Monday, October 10, 2011

Autumn Eats

Autumn is my favorite season to cook in.  I love how so many of  foods naturally lend them selves to both savory and sweet flavors.  We've been eating good this last week, enjoying the vibrancy of color and flavor as much as possible.  Enjoying it so much, that I've eaten half the dish before even thinking to take a photo.  I think that's a sign of a good meal.

I've made beautiful, savory orange soups, two pies, a first attempt at Naan that I nailed, roasted chestnuts, and scrumptious fresh greens from Creeksong Farm, (our fabulous CSA that ends in just two weeks).

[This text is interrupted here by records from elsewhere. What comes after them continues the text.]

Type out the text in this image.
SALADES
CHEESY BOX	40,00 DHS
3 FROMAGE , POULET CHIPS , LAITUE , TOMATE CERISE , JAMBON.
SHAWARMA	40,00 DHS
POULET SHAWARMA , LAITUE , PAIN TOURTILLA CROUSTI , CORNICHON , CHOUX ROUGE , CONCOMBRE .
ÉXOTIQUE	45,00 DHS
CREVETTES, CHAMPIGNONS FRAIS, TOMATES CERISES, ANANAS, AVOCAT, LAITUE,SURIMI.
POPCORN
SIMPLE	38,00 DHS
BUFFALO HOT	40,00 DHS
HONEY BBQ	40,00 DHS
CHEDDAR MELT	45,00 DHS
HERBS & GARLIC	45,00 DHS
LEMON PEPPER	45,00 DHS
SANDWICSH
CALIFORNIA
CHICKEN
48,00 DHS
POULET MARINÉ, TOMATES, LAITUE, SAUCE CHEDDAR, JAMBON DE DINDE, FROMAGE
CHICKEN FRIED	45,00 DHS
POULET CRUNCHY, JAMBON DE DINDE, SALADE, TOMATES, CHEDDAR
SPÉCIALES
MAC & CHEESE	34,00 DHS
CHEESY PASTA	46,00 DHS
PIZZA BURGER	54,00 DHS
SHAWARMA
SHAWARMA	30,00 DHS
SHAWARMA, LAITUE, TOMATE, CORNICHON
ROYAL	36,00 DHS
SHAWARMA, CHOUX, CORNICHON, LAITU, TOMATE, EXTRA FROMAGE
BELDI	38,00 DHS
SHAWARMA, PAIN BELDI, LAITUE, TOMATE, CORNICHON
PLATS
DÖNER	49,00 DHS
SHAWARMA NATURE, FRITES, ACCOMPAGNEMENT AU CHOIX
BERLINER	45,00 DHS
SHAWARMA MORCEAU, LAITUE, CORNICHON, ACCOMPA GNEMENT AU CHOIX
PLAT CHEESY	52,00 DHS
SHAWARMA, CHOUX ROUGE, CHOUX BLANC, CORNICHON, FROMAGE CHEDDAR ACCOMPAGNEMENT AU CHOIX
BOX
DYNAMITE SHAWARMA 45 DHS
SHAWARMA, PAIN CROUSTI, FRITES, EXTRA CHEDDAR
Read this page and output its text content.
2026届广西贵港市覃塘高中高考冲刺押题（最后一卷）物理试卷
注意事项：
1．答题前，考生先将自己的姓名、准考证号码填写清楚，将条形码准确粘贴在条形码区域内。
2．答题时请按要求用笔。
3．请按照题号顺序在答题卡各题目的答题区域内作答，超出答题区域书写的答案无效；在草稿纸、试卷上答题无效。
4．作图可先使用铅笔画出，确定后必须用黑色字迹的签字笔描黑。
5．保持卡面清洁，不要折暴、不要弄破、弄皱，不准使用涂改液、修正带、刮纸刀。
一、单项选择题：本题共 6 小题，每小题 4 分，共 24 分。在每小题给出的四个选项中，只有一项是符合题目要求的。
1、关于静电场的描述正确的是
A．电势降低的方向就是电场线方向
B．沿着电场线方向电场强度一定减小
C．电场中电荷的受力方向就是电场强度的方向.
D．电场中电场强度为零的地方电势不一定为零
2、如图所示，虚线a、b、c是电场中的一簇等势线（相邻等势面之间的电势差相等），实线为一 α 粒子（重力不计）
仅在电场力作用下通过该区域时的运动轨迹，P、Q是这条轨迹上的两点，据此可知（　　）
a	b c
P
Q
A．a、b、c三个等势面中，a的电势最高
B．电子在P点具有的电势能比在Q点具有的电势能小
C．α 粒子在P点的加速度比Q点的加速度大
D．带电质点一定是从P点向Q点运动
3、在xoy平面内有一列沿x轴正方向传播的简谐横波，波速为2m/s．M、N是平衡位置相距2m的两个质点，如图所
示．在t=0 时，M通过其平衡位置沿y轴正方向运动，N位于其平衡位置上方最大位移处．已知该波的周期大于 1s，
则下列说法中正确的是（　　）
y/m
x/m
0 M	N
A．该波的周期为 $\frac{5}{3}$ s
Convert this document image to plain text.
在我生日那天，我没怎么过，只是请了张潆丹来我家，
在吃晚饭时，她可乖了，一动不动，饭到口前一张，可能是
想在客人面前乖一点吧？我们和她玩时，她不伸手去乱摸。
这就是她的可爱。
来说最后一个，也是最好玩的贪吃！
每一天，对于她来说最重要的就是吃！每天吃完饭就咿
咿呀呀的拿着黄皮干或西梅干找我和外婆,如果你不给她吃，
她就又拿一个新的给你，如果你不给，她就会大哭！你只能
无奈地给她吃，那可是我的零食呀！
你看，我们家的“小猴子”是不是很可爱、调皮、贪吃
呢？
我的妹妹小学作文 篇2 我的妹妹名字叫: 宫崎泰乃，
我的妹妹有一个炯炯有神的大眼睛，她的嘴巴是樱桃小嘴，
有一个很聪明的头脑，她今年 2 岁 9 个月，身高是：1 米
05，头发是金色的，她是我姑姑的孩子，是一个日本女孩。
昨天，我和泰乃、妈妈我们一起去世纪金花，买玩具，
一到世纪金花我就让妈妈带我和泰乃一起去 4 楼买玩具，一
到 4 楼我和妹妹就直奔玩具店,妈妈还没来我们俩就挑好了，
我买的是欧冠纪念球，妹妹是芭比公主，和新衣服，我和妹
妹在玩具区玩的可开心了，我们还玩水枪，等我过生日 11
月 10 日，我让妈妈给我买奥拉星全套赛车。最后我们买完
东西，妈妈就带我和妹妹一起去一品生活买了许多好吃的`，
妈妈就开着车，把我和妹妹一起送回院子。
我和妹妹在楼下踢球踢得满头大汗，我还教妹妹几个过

I'm sharing the recipes for two new dishes that will be staples in my fall cooking routine.  First, because they are both absolutely scrumptious.  Secondly, because they are both incredibly easy.   And new baby or not, all of us like home-ade food that is also easy, right?

Black Bean Punkin Soup

:: 2 cans of black beans, rinsed and drained thoroughly
::1 can of diced, roasted tomatoes, drained
::1 cup of diced shallots
::4 garlic cloves, minced
::1 1/2 tbsp ground cumin
::1/2 tsp crush red pepper flakes
::1 tbsp butter
::1 1/2 cups, or 1 16 oz. can of pumpkin puree (though I bet sweet potato or butternut squash would work well)
::3 cups of chicken or beef stock (I used beef the first time and chicken the second and both were different, but delicious)
::a big glug of red wine (about 1/2 cup)
::8 oz cook ham steak, diced
:: 2 tbsp red wine vinegar
::liberal salt and fresh ground pepper

Melt butter over medium heat in a dutch over or soup pot.  Saute shallots and garlic until soft.  Meanwhile, puree black beans and tomatoes in the food processor.  Add cumin, salt, pepper, and red pepper flakes to the dutch oven.  Saute another 2-3 minutes.  Add black beans and tomatoes.  Then, stir in pumpkin puree, broth and wine.  Bring to a boil, then lower and simmer about 20 minutes.  Add ham and cook until heated through.  Stir in vinegar just before serving.

Fill your mug with soup and savor with crusty bread and a salad.  This is my new favorite meal.

And a new favorite dessert, Applesauce pie.  I stumbled on this recipe looking for one for fried apple pies.  This is a tad healthier, no frying involved helps that, and I dare say it is tastier as well.  Do yourself a favor and make this tonight.  Seriously, you will not regret it.  I know we (and anyone who comes to visit soon!) will be enjoying this regularly until we use up all this years applesauce!

  Applesauce Pie
adapted from and a smattering of other sites piled together

::a 9 inch pie crust, home-ade or  store bought
::1 cup of spiced apple sauce, home-ade if you've got it
::1 cup of sugar
:2 eggs
::1/2 cup melted butter
::1 tsp vanilla extract
::2 tbsp flour
::1 tbsp wheat germ (or more flour)

Beat the eggs.  Mix in all other ingredients, except crust of course.  Pour applesauce mixture into crust.  Bake for 45 minutes in a 350 degree oven.  Enjoy a la mode or plain, and try not to eat the whole thing in one day.